I told myself that it was a trick of the failing light and pedaled on.
Tuesday, 1 August, 2.30 A.M.—
Writing this on the firestep outside Captain Brown’s dugout. The bombardment is heavy enough that I can see the page to move my pencil.
I have come to understand that Death is a jealous suitor.
I think of the women waiting at home—mothers, sisters, lovers, wives—and of the proprietary way they speak of us—of the dead and doomed to die. It is an arrogant conceit on their part to think that they can hold the memory of us like ashes and bones in an urn.
Even our memory is being devoured here.
When you see the millions of the mouthless dead
Across your dreams in pale battalions go…
Then, scanning all the o’ercrowded mass, should you
Perceive one face that you loved heretofore.
It is a spook. None wears the face you knew.
Great death has made all his for evermore.10
{Ed. note—In the last line here, Rooke has crossed out “hers” and substituted the “his” we know from his published poem.}
God Almighty, I love life. Even this vile place, where the trees are shattered stubs
and where nothing grows but craters, even the sights, scents, sounds, and stirrings of this place are preferable to the unchanging nothingness of the Great Darkness.
As much as I love nature, music, exercise, riding to hounds, spring mornings, autumn evenings…as much as I love these things and bring them to mind when I think life… I love women more.
I was just fifteen when I took my fifteen-year-old second-cousin on a walk down in the Weald to the hop-farm there with its unusual line of white-cowled hop-kilns. Twenty tall hop-kilns, rising above the barns like the imagined Alps above equally imagined alpine chalets, the tops of the kilns tipped white like the apex of the icing-cone Mr. Leeds used at the bakery to put writing on the celebration cakes.
Her name was Evelyn, my second-cousin, and we walked into the edge of the forest near the hop-farm quite innocently. The trail there was little used, but a quicker return to our house above the Weald. I remember the heat of that day, much like the recent hot days here on the Somme but nothing at all like them as well. The air was still that day, but leaf-dappled and alive to the hop of insects in the tall grass, birds in the upper tiers of the forest, and the scrabble of squirrels and unseen wild things behind and within the hedges.

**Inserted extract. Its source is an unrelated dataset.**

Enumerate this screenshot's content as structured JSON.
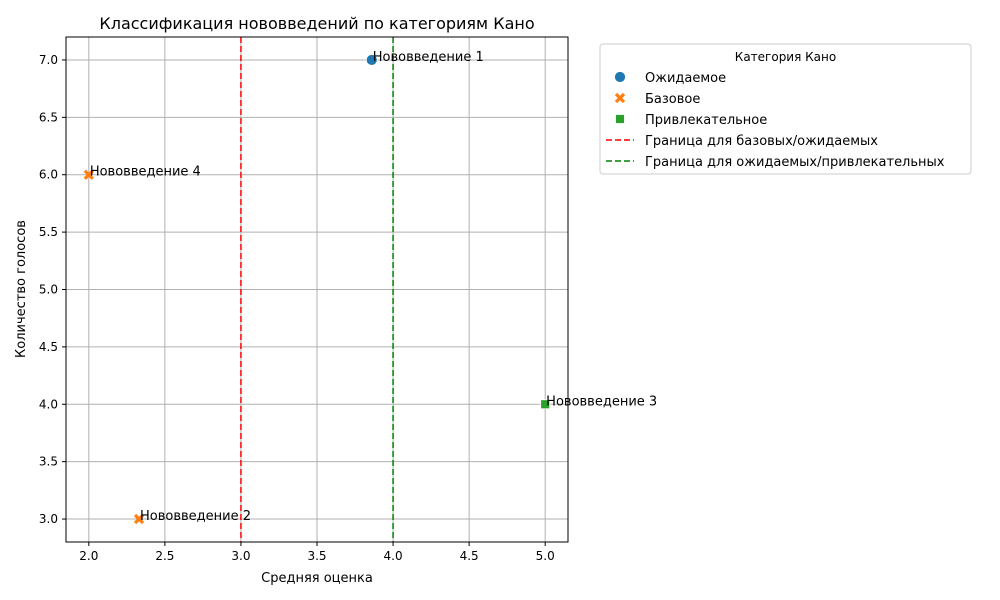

Evelyn had brought two sweet cakes and we sat to eat them in a sheltered place near the stream that was almost lost in undergrowth. The last time I had seen my cousin she had been dressed in a hand-embroidered kimono frock that was such the rage for children then; today she was dressed in a girlish version of a Gibson Girl outfit: long skirt, a shirt with pale blue stripes and long cuffs the same color as the stripes, a lemon-colored cravat, and a straw boater. Her hair was clasped near the base of her neck, her lashes were long, her blouse was gathered at her thin waist, her cheeks were rather pink—all and all she looked very grown up.